A very detailed and accurate map of China during the First Opium War (1839-42), which ended with the cession of Hong Kong Island to the British with the Treaty of Nanking in 1842. The table provides details for the area and population of each province. This is one of the first maps to show Hong Kong.
The First Opium War "was fought between the United Kingdom and the Qing Dynasty of China over their conflicting viewpoints on diplomatic relations, trade, and the administration of justice. Chinese officials wished to control the spread of opium, and confiscated supplies of opium from British traders. The British government, although not officially denying China's right to control imports, objected to this seizure and used its military power to violently enforce redress. In 1842, the Treaty of Nanking the first of what the Chinese later called the unequal treaties granted an indemnity to Britain, the opening of five treaty ports, and the cession of Hong Kong Island, thereby ending the trade monopoly of the Canton System"(Wikipedia).

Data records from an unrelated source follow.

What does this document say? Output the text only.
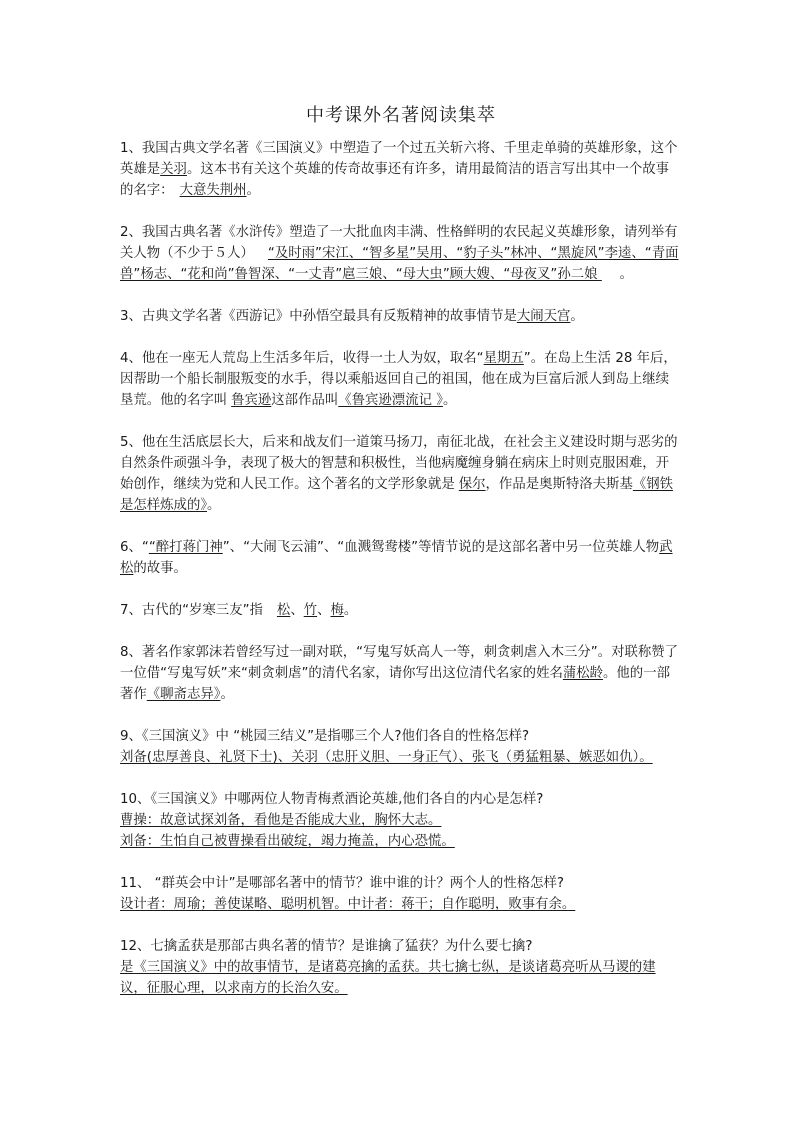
中考课外名著阅读集萃

1、我国古典文学名著《三国演义》中塑造了一个过五关斩六将、千里走单骑的英雄形象，这个英雄是关羽。这本书有关这个英雄的传奇故事还有许多，请用最简洁的语言写出其中一个故事的名字： 大意失荆州。

2、我国古典名著《水浒传》塑造了一大批血肉丰满、性格鲜明的农民起义英雄形象，请列举有关人物（不少于５人） “及时雨”宋江、“智多星”吴用、“豹子头”林冲、“黑旋风”李逵、“青面兽”杨志、“花和尚”鲁智深、“一丈青”扈三娘、“母大虫”顾大嫂、“母夜叉”孙二娘 。

3、古典文学名著《西游记》中孙悟空最具有反叛精神的故事情节是大闹天宫。

4、他在一座无人荒岛上生活多年后，收得一土人为奴，取名“星期五”。在岛上生活 28 年后，因帮助一个船长制服叛变的水手，得以乘船返回自己的祖国，他在成为巨富后派人到岛上继续垦荒。他的名字叫 鲁宾逊这部作品叫《鲁宾逊漂流记 》。

5、他在生活底层长大，后来和战友们一道策马扬刀，南征北战，在社会主义建设时期与恶劣的自然条件顽强斗争，表现了极大的智慧和积极性，当他病魔缠身躺在病床上时则克服困难，开始创作，继续为党和人民工作。这个著名的文学形象就是 保尔，作品是奥斯特洛夫斯基《钢铁是怎样炼成的》。

6、““醉打蒋门神”、“大闹飞云浦”、“血溅鸳鸯楼”等情节说的是这部名著中另一位英雄人物武松的故事。

7、古代的“岁寒三友”指 松、竹、梅。

8、著名作家郭沫若曾经写过一副对联，“写鬼写妖高人一等，刺贪刺虐入木三分”。对联称赞了一位借“写鬼写妖”来“刺贪刺虐”的清代名家，请你写出这位清代名家的姓名蒲松龄。他的一部著作《聊斋志异》。

9、《三国演义》中 “桃园三结义”是指哪三个人?他们各自的性格怎样?
刘备(忠厚善良、礼贤下士)、关羽（忠肝义胆、一身正气）、张飞（勇猛粗暴、嫉恶如仇）。

10、《三国演义》中哪两位人物青梅煮酒论英雄,他们各自的内心是怎样?
曹操：故意试探刘备，看他是否能成大业，胸怀大志。
刘备：生怕自己被曹操看出破绽，竭力掩盖，内心恐慌。

11、 “群英会中计”是哪部名著中的情节？谁中谁的计？两个人的性格怎样?
设计者：周瑜；善使谋略、聪明机智。中计者：蒋干；自作聪明，败事有余。

12、七擒孟获是那部古典名著的情节？是谁擒了猛获？为什么要七擒?
是《三国演义》中的故事情节，是诸葛亮擒的孟获。共七擒七纵，是谈诸葛亮听从马谡的建议，征服心理，以求南方的长治久安。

"In 1836, Wyld became the sole owner of the thriving family mapmaking business based in Charing Cross. His maps, which covered regions as diverse as London and the gold fields of California, were regarded highly, and Wyld himself had an excellent reputation as a mapmaker; he was elected as a fellow of the Royal Geographical Society in 1839, and he was appointed Geographer to Queen Victoria and Prince Albert (as had been his father before him)" (Wikipedia); Tooley Q-Z, p. 417.